As far as water, some carry water bottles or wear Camelbacks. I am still a traditionalist and dont carry bottles or a camelback. For the most part, you wont have time to drink in a cross race. Its 110% the whole time. Bottle cages get in the way when you shoulder the bike for the run-ups (the proper course should also have run-up sections where you shoulder the bike, along with barriers to leap over and just pick up the bike for). If you have spectators you know, they could hand you a bottle at the bottom of some of the run-up sections, and you could toss the bottle at the top, repeat for each lap as needed. In my five years of racing cross, only twice have I finished a race wishing I had water during it. Pre-hydrate well, and post hydrate even better, and you most likely wont realize during the race the need for water.

Now, I did have a racing partner that uses water, and he asked me to show him any medical study that states its ok to go without water for up to 50 mins during hard exercise. I know its not "good" for you, but I dont think my performance fell off because of not having enough, or any water.

In conclusion, I have raced everything, from formula style cars, to mtn bikes, to road bikes, to Karts, and by far and away, cyclo-cross and formala car racing are the most fun you can have with your pants on. Go out and watch a few, get hooked, watch some of the videos from World Cycling Productions and have fun. I am just sorry that here in the upper midwest, our season is so short due to winter. We pack eight races into seven weeks, and trust me, cyclo-cross is not an event to do two days in a row!

Dave
re: Dumb, dumb questions about CX racingBiff
Apr 24, 2001 8:20 PM
Wow, thanks for answering all of my questions! I am particularly attracted to CX racing because I'm much better of an endurance athlete than I am a bike handler. During MTB races I typically dust most of the field during climbs, then crash my brains out or get passed on the technical sections, unless I get trapped behind slower riders during singletrack. Also as an ex-distance runner, I like the idea of a race that mixes in some running.

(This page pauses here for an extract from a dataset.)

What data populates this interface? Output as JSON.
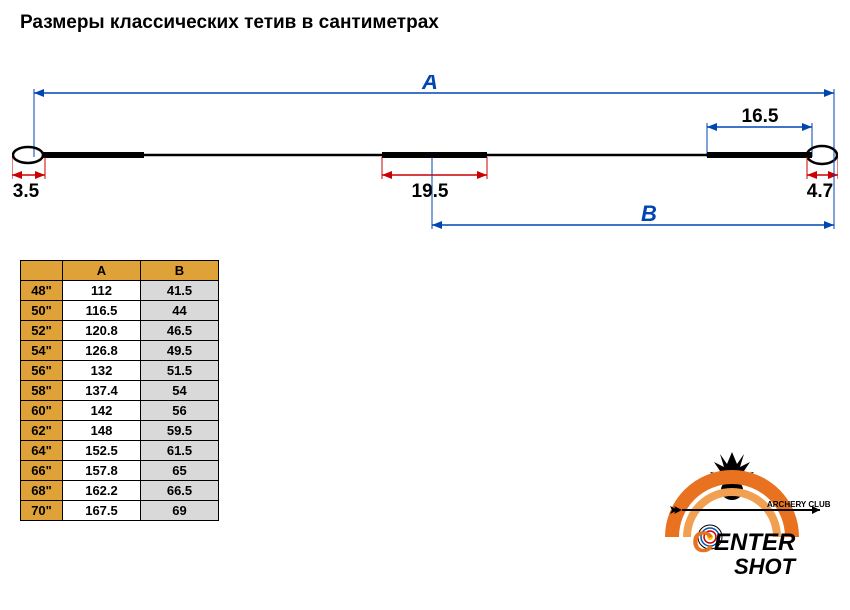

Thanks again for the advice, and I will have to track down a source for those videos.
just don't trip on a barrier, you'll do fine (nm)climbo
Apr 25, 2001 4:51 AM
nm
Well, I've run the steeplechase before, so I'm not too worried!Biff
Apr 26, 2001 4:09 PM
that's what I thought, until I had a 25 lb bike on my shoulderclimbo
Apr 27, 2001 10:07 AM
and I had to clip out, pick it up, sling it over my shoulder, jump three barriers and put it back down again all at full running speed. Practice this before you race. Good luck.
referencesNeo
Apr 25, 2001 7:05 AM
World Cycling Productions 1-800-359-3107, or www.worldcycling.com

Also, check out Simon Burney's book on cyclo-cross, a must have.